In a downtown Columbia Coffee shop Austin Jones prepared a fresh brew for a customer Tuesday. Recently coffee shop talk has focused around one dark issue and one name in particular.

"I mean we've heard her name it seems non-stop. People have been talking about it on the square," Jones said. 

Elizabeth Thomas, the young girl who vanished with her former teacher has now been missing for more than three weeks.

"That definitely takes an effect and you see it on the faces of everybody who walks in to the café," said Jones. 

However, this community will not lose hope.

"Do you believe at some point she will be brought back home," NewsChannel5 asked the Thomas family attorney, Jason Whatley. "Absolutely, there is no doubt in my mind. We believe she will be brought back home and Tad Cummins will be brought to justice," he replied.

Whatley speaks daily with Thomas' father, Anthony daily. "Frankly I think the family has been overwhelmed with the amount of support they have been receiving," Whatley said. 

After more than three week, only one credible sighting of Tad Cummins and Thomas was confirmed in Oklahoma City, but that was two days after they disappeared.

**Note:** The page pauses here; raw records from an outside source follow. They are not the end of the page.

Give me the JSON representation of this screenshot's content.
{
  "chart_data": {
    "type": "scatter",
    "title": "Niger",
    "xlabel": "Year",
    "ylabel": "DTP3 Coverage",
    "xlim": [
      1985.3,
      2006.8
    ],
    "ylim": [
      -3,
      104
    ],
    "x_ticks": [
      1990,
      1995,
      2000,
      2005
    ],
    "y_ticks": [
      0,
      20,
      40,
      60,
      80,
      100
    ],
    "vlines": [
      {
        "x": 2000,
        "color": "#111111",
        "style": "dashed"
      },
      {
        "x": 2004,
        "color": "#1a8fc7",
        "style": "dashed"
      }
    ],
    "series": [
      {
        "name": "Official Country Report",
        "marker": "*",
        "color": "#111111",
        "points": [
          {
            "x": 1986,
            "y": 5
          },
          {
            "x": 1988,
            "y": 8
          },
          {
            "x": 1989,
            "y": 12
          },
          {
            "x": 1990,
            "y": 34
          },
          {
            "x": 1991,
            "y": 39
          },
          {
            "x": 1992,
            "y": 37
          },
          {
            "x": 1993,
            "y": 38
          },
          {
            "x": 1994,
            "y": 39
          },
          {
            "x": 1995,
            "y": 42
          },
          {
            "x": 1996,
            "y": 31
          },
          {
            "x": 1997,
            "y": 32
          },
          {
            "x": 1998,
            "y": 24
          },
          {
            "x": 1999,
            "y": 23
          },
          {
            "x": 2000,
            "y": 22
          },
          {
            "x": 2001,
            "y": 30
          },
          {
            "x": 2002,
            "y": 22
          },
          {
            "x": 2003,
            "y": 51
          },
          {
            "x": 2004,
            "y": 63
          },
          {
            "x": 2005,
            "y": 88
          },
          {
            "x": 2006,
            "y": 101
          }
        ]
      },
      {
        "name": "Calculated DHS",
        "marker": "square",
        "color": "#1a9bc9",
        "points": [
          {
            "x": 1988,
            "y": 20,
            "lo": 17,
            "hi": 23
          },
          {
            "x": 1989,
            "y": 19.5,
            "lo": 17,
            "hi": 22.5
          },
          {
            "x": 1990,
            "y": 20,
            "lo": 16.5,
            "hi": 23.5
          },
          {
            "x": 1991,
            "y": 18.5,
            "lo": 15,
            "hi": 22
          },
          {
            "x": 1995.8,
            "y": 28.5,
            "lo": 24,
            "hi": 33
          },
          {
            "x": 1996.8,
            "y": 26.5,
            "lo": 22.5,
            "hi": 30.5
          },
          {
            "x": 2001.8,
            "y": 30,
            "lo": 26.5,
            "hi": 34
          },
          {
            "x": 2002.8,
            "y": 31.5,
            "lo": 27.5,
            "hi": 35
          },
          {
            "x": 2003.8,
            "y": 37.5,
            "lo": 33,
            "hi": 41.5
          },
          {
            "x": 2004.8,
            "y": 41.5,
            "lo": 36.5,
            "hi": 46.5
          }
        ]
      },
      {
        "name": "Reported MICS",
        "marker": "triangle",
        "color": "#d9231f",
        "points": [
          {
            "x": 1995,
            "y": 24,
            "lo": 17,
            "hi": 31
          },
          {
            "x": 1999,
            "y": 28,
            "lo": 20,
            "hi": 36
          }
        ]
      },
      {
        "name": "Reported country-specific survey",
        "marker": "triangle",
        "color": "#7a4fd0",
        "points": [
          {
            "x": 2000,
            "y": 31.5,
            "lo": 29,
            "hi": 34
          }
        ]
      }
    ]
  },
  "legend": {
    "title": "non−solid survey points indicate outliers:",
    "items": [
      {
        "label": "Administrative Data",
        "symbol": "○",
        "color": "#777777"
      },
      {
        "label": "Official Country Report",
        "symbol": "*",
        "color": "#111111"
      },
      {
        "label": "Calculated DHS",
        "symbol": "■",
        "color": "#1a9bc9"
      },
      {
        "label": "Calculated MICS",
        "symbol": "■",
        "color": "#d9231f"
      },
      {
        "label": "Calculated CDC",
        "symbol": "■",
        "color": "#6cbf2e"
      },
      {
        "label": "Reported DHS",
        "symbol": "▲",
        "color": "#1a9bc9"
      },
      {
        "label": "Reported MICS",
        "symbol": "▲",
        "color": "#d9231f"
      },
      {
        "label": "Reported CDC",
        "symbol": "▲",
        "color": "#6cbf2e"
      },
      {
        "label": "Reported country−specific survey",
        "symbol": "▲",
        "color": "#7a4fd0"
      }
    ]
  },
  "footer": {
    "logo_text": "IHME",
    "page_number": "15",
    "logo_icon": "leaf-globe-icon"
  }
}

"It was obviously a cold trail, begs the question where would they be now? How far could they have gotten," asked Whatley. 

Whatley said his office is working with law enforcement while also conducting its own investigation. He believed they're still somewhere in the U.S.

For now, however, all this community can do is wait. "Any news like this, even in the smallest scale affects the entire community," Jones said. 

Whatley hopes once this case is solved it will be used to help change the federal Amber Alert system. Although an Amber Alert was issued in two states, Tennessee and Alabama, it was not initially reported in Oklahoma, where the two were seen two days after they disappeared.

“It’s limited, part of a concern I would have is it gives a sense of hope when in essence you’ve got an alert going out in two states. We need it to go further than that, in these situations where it’s clear the person is on the run, at least there’s credible evidence of that or was and certainly is now so what do you do? Do you show it in all 50 states? I don’t know the answer to that but I know there’s got to be a better system than the current system we have now,” Whatley said.